History was about to take a different turn 30 years ago when Chief Moshood Abiola, the publisher of the Concord Group of Newspapers, won the presidential election of June 12, 1993. But the system was so weak that it was possible for a group of military officers, led by General Ibrahim Babangida, to annul the result of the election.
It is a sober comfort that one of those who led the resistance against military ruler in the wake of that annulment is now the President of the Republic. It is the duty of President Bola Ahmed Tinubu, one of the heroes of the Nigerian struggle against military rule, to strengthen the system and help us build resilient institutions that could not be easily sabotaged from within. This is indeed a primary assignment.
In recent days, we have been hearing dizzying revelations in the wake of the arrest of Godwin Emefiele, the suspended Governor of the Central Bank of Nigeria, about how billions of dollars were moved into unauthorised locations and accounts.
We hope that Emefiele, a highly decorated general of the Nigerian banking system, would have his day in court, to defend himself against these allegations. How can any system allow itself to be so easily sabotage from within by anyone or group of people? Something seriously must be wrong with that system.

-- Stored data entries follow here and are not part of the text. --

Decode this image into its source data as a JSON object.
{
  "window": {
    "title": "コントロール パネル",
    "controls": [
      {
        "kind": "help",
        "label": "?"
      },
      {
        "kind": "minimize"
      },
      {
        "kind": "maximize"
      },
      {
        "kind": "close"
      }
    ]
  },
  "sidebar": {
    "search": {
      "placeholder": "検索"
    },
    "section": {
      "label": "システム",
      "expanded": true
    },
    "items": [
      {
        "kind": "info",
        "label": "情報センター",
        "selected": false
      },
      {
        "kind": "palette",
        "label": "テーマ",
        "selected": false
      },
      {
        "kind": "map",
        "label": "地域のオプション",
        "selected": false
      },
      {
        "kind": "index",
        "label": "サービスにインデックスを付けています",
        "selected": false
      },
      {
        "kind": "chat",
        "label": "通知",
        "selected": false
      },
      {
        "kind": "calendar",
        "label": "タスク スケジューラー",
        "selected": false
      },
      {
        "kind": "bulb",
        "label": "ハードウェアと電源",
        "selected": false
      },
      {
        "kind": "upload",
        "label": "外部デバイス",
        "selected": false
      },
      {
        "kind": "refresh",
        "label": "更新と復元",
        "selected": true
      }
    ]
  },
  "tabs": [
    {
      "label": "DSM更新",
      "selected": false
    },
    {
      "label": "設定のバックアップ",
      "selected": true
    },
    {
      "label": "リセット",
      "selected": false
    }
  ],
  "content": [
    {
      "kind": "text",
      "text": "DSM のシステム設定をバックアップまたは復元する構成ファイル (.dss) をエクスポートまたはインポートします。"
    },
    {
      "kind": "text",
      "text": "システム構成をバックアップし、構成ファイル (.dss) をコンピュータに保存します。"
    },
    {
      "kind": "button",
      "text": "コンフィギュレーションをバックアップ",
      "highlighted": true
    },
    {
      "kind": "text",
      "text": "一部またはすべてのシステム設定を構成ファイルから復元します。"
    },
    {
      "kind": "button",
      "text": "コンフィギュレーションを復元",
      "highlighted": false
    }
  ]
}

Leaders are important, even crucial, to the fate of nations. But now, we need to expand the meaning of leadership beyond the horizon of politics. We have seen now that in the context of Nigeria, the spectrum of leadership is certainly beyond political leadership. Today in Nigeria, the intervention of leaders beyond politics has changed the Nigerian landscape for the better. Those who control enormous resources and influence like Aliko Dangote, Mike Adenuga, Tony Elumelu, Fola Adeola and Femi Otedola have shown that a tree can make a forest.
Around 2008, I had accompanied Governor Olusegun Agagu of Ondo State to Ilara-Mokin, near Akure, to perform an official function, which he cherished so much. I first met Agagu in 1983 when he came to Akure, along with two of his friends, Dr. Olu Agbi and Dr. Olu Agunloye. They helped to collate the results for Governor Adekunle Ajasin in the controversial 1983 general elections.
I was then the Chief Correspondent for Ondo State of Abiola’s Concord Press of Nigeria. By 1992, Agagu became the Deputy-Governor to Evangelist Bamidele Olumilua. In 2003, he became the governor. Now in 2008 we were driving to Ilara-Mokin to honour Chief Michael Ade-Ojo, a formidable patriarch who epitomises another level of leadership.
Chief Michael Ade-Ojo, who celebrated his 85th birthday yesterday, is the chairman of Elizade Motors and founder of Toyota Nigeria Ltd. He is Africa’s premier automobile merchant, who has transformed his native Ilara-Mokin, where he has also built the Elizade University.
For Africa to make necessary progress, we need to harness the remarkable assets of the private individuals to change our society. That is one sector President Tinubu should look at critically to uplift our country.